Let $\mathcal{A}$ and $\mathcal{B}$ be two Hermitian basis of $m\times m$ matrices with complex entries. For example, when $m=2$, $\mathcal{A}$ can be $\{I,X,Y,Z\}$ where $X,Y,Z$ are Pauli Matrices. Here we set the first element $\mathcal{A}_0$ and $\mathcal{B}_0$ to be $I$.
Let $\rho$ be a $m^2\times m^2$ density matrix (positive,tr($\rho)=1$), and define the correlation matrix of $(\rho,\mathcal{A},\mathcal{B})$ to be Corr$(\rho,\mathcal{A},\mathcal{B})_{i,j}=tr((\mathcal{A}_i\otimes B_j)\rho)$, $0\leq i,j\leq m^2-1$. "$\otimes$" here denotes the Kronecker product.
Define Corr$(\rho^{\otimes n},\mathcal{A},\mathcal{B})_{\sigma,\tau}=tr((\mathcal{A}_\sigma\otimes \mathcal{B}_\tau)\rho^{\otimes n})$, here $\sigma$ and $\tau$ are two vectors with length $n$, $0\leq\sigma_i,\tau_i\leq m^2-1$. $\mathcal{A}_\sigma$=$\otimes_{i=0}^{n-1}$$\mathcal{A_{\sigma_i}}$ and define $\mathcal{B}_\tau$ similarly. Also we can see $\sigma$ and $\tau$ as $m^2$-adic numbers. So Corr$(\rho^{\otimes n},\mathcal{A},\mathcal{B})$ is an $m^{2n}\times m^{2n}$ matrix.
Now how to prove Corr$(\rho^{\otimes n},\mathcal{A},\mathcal{B})$= Corr$(\rho,\mathcal{A},\mathcal{B})^{\otimes n}$? It is hard to get the $(i,j)$ entry of both sides and then compare. By far I have no good ideas.
Supplementary:
- $\mathcal{A}_i$ is the $i$th element of the basis $\mathcal{A}$
- By saying $\sigma$ and $\tau$ as $m^2$-adic numbers, it means $\sigma=\sum_{i=0}^{n-1} m^{2i}\sigma_i$ (also $\tau$), so Corr$(\rho^{\otimes n},\mathcal{A},\mathcal{B})_{\sigma,\tau}$ is the $(\sigma,\tau)$ entry of Corr$(\rho^{\otimes n},\mathcal{A},\mathcal{B})$.

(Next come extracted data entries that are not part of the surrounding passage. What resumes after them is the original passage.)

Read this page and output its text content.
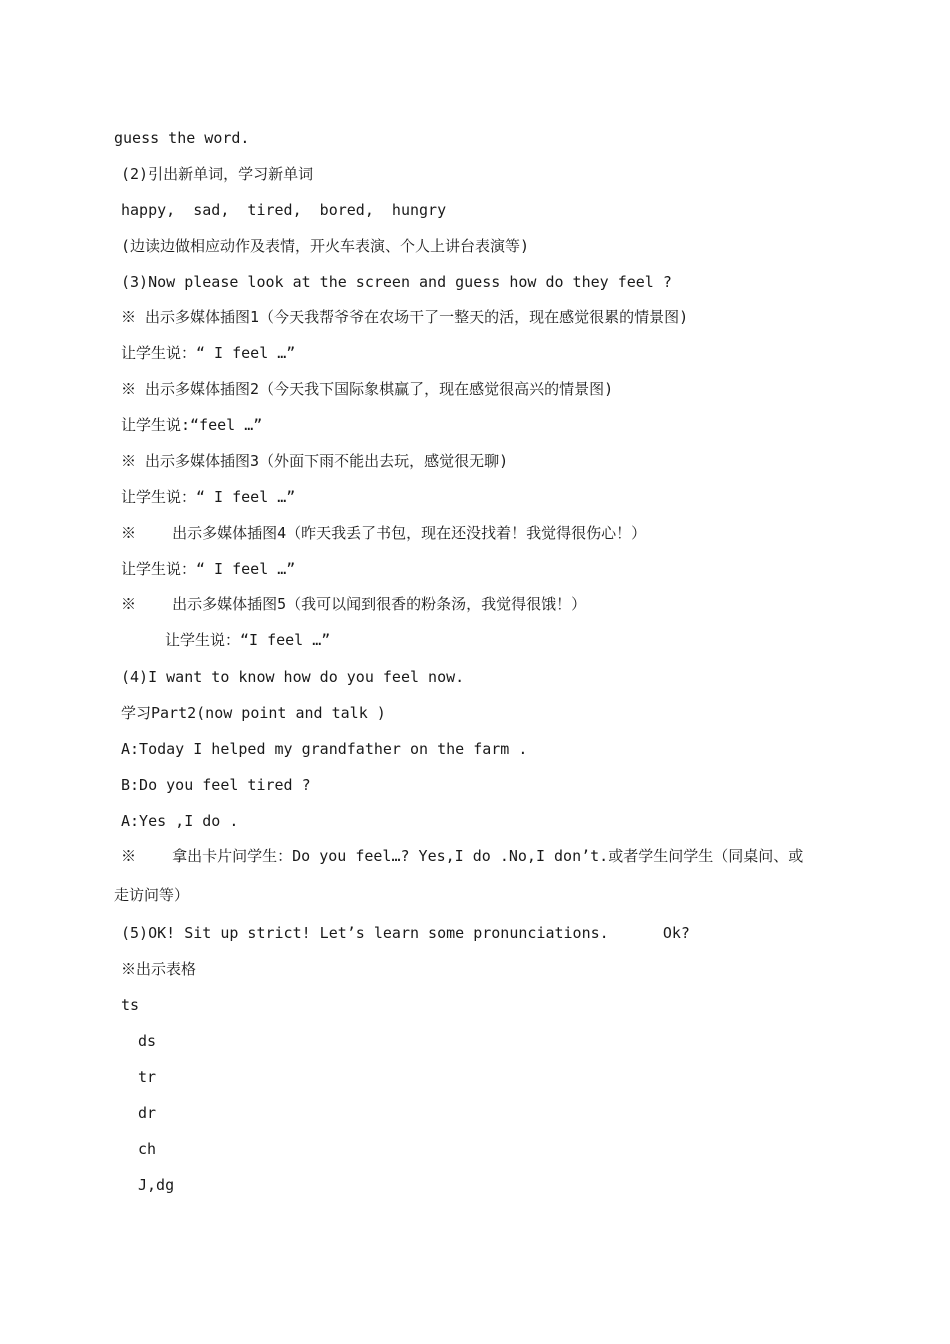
guess the word.
(2)引出新单词，学习新单词
happy,  sad,  tired,  bored,  hungry
(边读边做相应动作及表情，开火车表演、个人上讲台表演等)
(3)Now please look at the screen and guess how do they feel ?
※ 出示多媒体插图1（今天我帮爷爷在农场干了一整天的活，现在感觉很累的情景图)
让学生说：“ I feel …”
※ 出示多媒体插图2（今天我下国际象棋赢了，现在感觉很高兴的情景图)
让学生说:“feel …”
※ 出示多媒体插图3（外面下雨不能出去玩，感觉很无聊)
让学生说：“ I feel …”
※    出示多媒体插图4（昨天我丢了书包，现在还没找着！我觉得很伤心！）
让学生说：“ I feel …”
※    出示多媒体插图5（我可以闻到很香的粉条汤，我觉得很饿！）
让学生说：“I feel …”
(4)I want to know how do you feel now.
学习Part2(now point and talk )
A:Today I helped my grandfather on the farm .
B:Do you feel tired ?
A:Yes ,I do .
※    拿出卡片问学生：Do you feel…? Yes,I do .No,I don’t.或者学生问学生（同桌问、或
走访问等）
(5)OK! Sit up strict! Let’s learn some pronunciations.      Ok?
※出示表格
ts
ds
tr
dr
ch
J,dg
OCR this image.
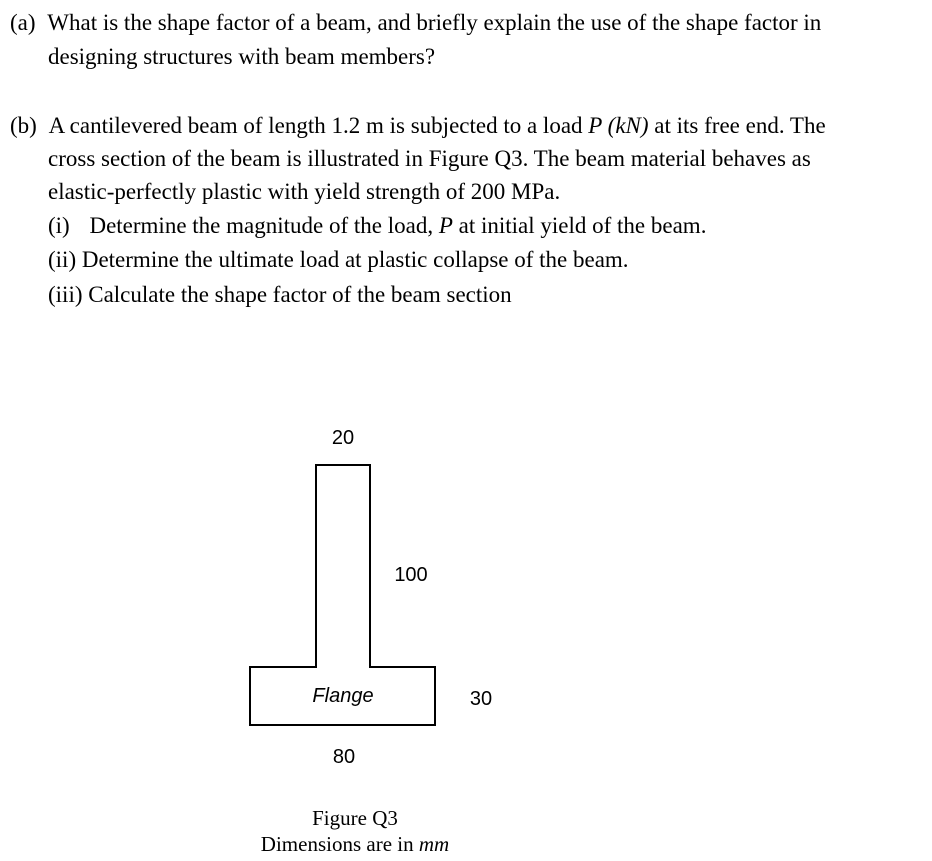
(a) What is the shape factor of a beam, and briefly explain the use of the shape factor in
designing structures with beam members?
(b) A cantilevered beam of length 1.2 m is subjected to a load P (kN) at its free end. The
cross section of the beam is illustrated in Figure Q3. The beam material behaves as
elastic-perfectly plastic with yield strength of 200 MPa.
(i) Determine the magnitude of the load, P at initial yield of the beam.
(ii) Determine the ultimate load at plastic collapse of the beam.
(iii) Calculate the shape factor of the beam section
20
100
Flange	30
80
Figure Q3
Dimensions are in mm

As I note in my comment, I believe that something is wrong with the statement as it is presented. For instance, it could be that $\mathcal A_\sigma \otimes \mathcal B_{\tau}$ has a different definition, as you note. Here's the proof assuming that we define $\bigotimes_{i=0}^{n-1}(\mathcal{A}_{\sigma_i}\otimes B_{\tau_i})$.

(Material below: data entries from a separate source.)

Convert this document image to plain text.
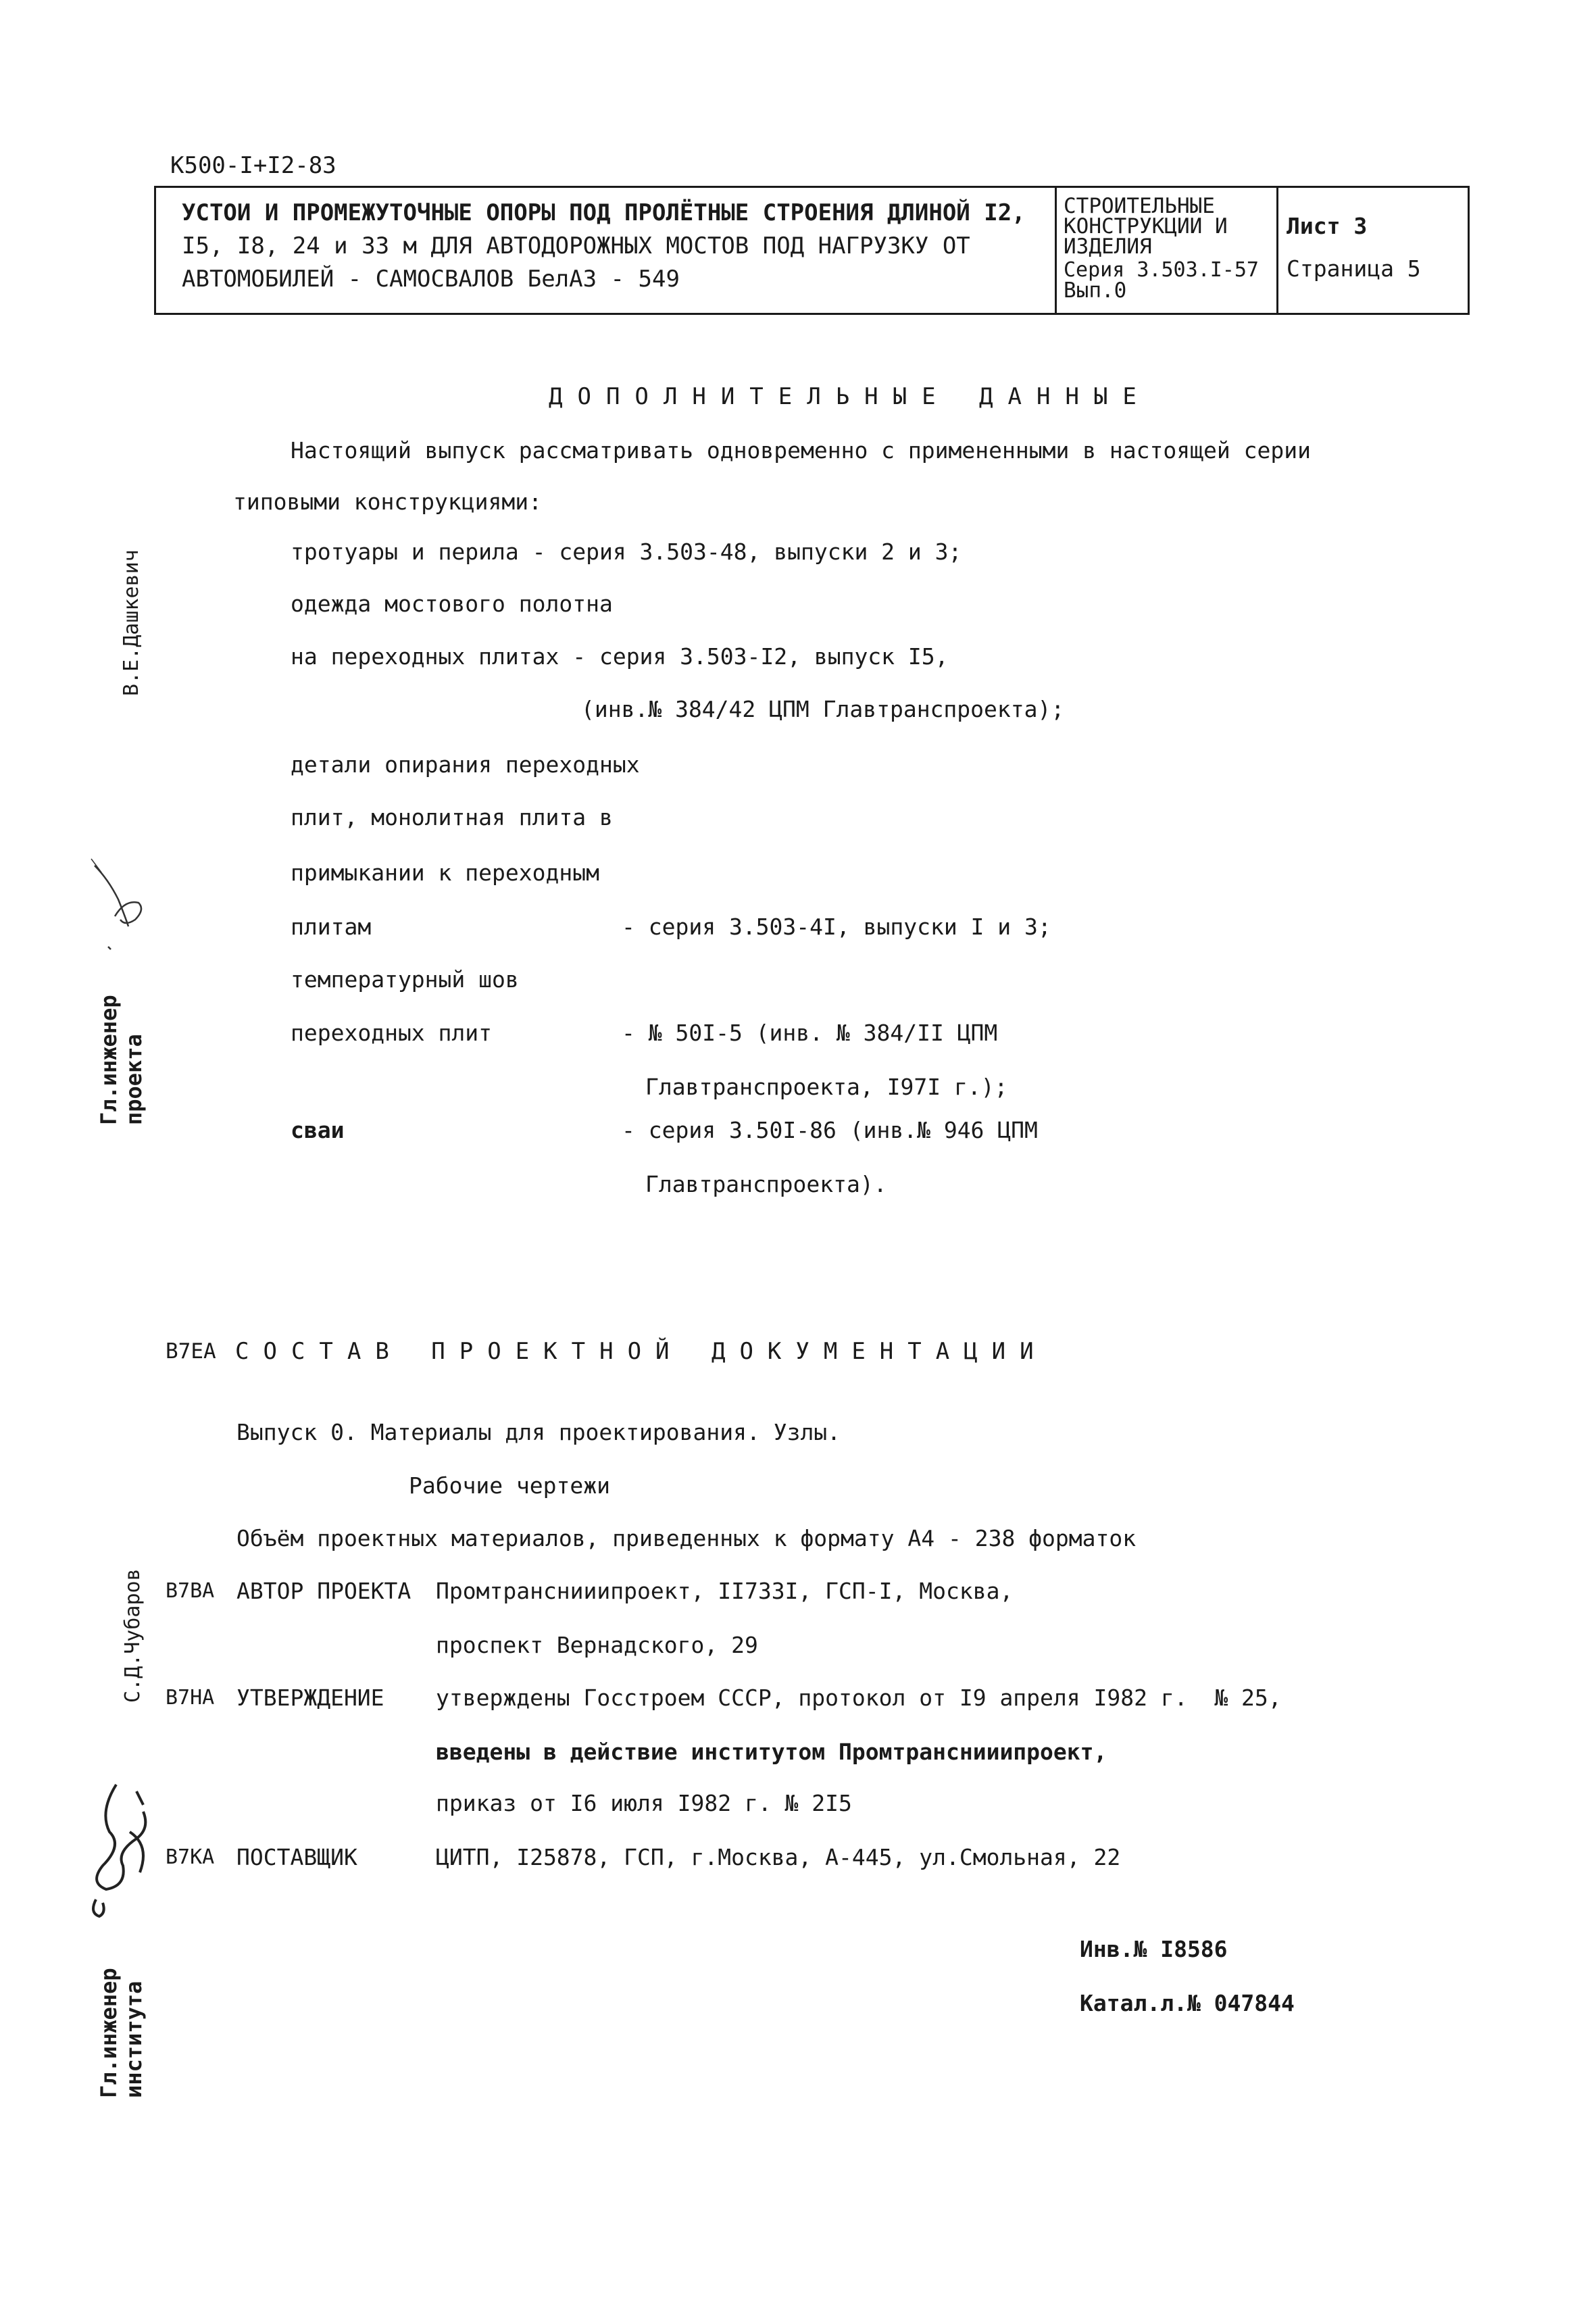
К500-I+I2-83
УСТОИ И ПРОМЕЖУТОЧНЫЕ ОПОРЫ ПОД ПРОЛЁТНЫЕ СТРОЕНИЯ ДЛИНОЙ I2,
I5, I8, 24 и 33 м ДЛЯ АВТОДОРОЖНЫХ МОСТОВ ПОД НАГРУЗКУ ОТ
АВТОМОБИЛЕЙ - САМОСВАЛОВ БелАЗ - 549

СТРОИТЕЛЬНЫЕ
КОНСТРУКЦИИ И
ИЗДЕЛИЯ
Серия 3.503.I-57
Вып.0

Лист 3
Страница 5
ДОПОЛНИТЕЛЬНЫЕ ДАННЫЕ
Настоящий выпуск рассматривать одновременно с примененными в настоящей серии
типовыми конструкциями:
тротуары и перила - серия 3.503-48, выпуски 2 и 3;
одежда мостового полотна
на переходных плитах - серия 3.503-I2, выпуск I5,
(инв.№ 384/42 ЦПМ Главтранспроекта);
детали опирания переходных
плит, монолитная плита в
примыкании к переходным
плитам	- серия 3.503-4I, выпуски I и 3;
температурный шов
переходных плит	- № 50I-5 (инв. № 384/II ЦПМ
Главтранспроекта, I97I г.);
сваи	- серия 3.50I-86 (инв.№ 946 ЦПМ
Главтранспроекта).
В7ЕА СОСТАВ ПРОЕКТНОЙ ДОКУМЕНТАЦИИ
Выпуск 0. Материалы для проектирования. Узлы.
Рабочие чертежи
Объём проектных материалов, приведенных к формату А4 - 238 форматок
В7ВА АВТОР ПРОЕКТА Промтранснииипроект, II733I, ГСП-I, Москва,
проспект Вернадского, 29
В7НА УТВЕРЖДЕНИЕ утверждены Госстроем СССР, протокол от I9 апреля I982 г.  № 25,
введены в действие институтом Промтранснииипроект,
приказ от I6 июля I982 г. № 2I5
В7КА ПОСТАВЩИК	ЦИТП, I25878, ГСП, г.Москва, А-445, ул.Смольная, 22
Инв.№ I8586
Катал.л.№ 047844
В.Е.Дашкевич
Гл.инженер проекта
С.Д.Чубаров
Гл.инженер института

As you note in your comment, we need to show that these matrices have matching entries. That is, for any $\sigma, \tau \in [m^2 - 1]_{\geq 0}^n$, $$ \mathsf{Corr}(\rho^{\otimes n},\mathcal{A},\mathcal{B})_{\sigma,\tau}= [\mathsf{Corr}(\rho,\mathcal{A},\mathcal{B})^{\otimes n}]_{\sigma,\tau} $$ for any $\sigma,\tau \in [m^2]_{\geq 0}^n$. The left-hand side can be manipulated as follows: \begin{align} \operatorname{Tr}((\mathcal{A}_\sigma\otimes \mathcal{B}_\tau)\rho^{\otimes n}) &= \operatorname{Tr}\left(\left[\bigotimes_{i=0}^{n-1}(\mathcal{A}_{\sigma_i}\otimes \mathcal B_{\tau_i})\right]\rho^{\otimes n}\right) \\ & = \operatorname{Tr}\left(\bigotimes_{i=0}^{n-1}[(\mathcal{A}_{\sigma_i}\otimes \mathcal B_{\tau_i})\rho]\right) \\ & = \prod_{i=0}^{n-1} \operatorname{Tr}[(\mathcal A_{\sigma_i} \otimes \mathcal B_{\tau_i})\rho] = \prod_{i=0}^{n-1}\mathsf{Corr}(\rho,\mathcal A, \mathcal B)_{\sigma_i,\tau_i}. \end{align}
To see that this matches the right-hand side, we need only use the fact that for $m^2 \times m^2$ matrices $M_0,\dots,M_{n-1}$, we have $$ \left[\bigotimes_{i=0}^{n-1} M_i\right]_{\sigma,\tau} = \prod_{i=0}^{n-1} [M_i]_{\sigma_i,\tau_i}, $$ So that $$ \operatorname{Tr}((\mathcal{A}_\sigma\otimes \mathcal{B}_\tau)\rho^{\otimes n}) = \prod_{i=0}^{n-1} \operatorname{Tr}[(\mathcal A_{\sigma_i} \otimes \mathcal B_{\tau_i})\rho] = [\mathsf{Corr}(\rho,\mathcal{A},\mathcal{B})^{\otimes n}]_{\sigma,\tau}. $$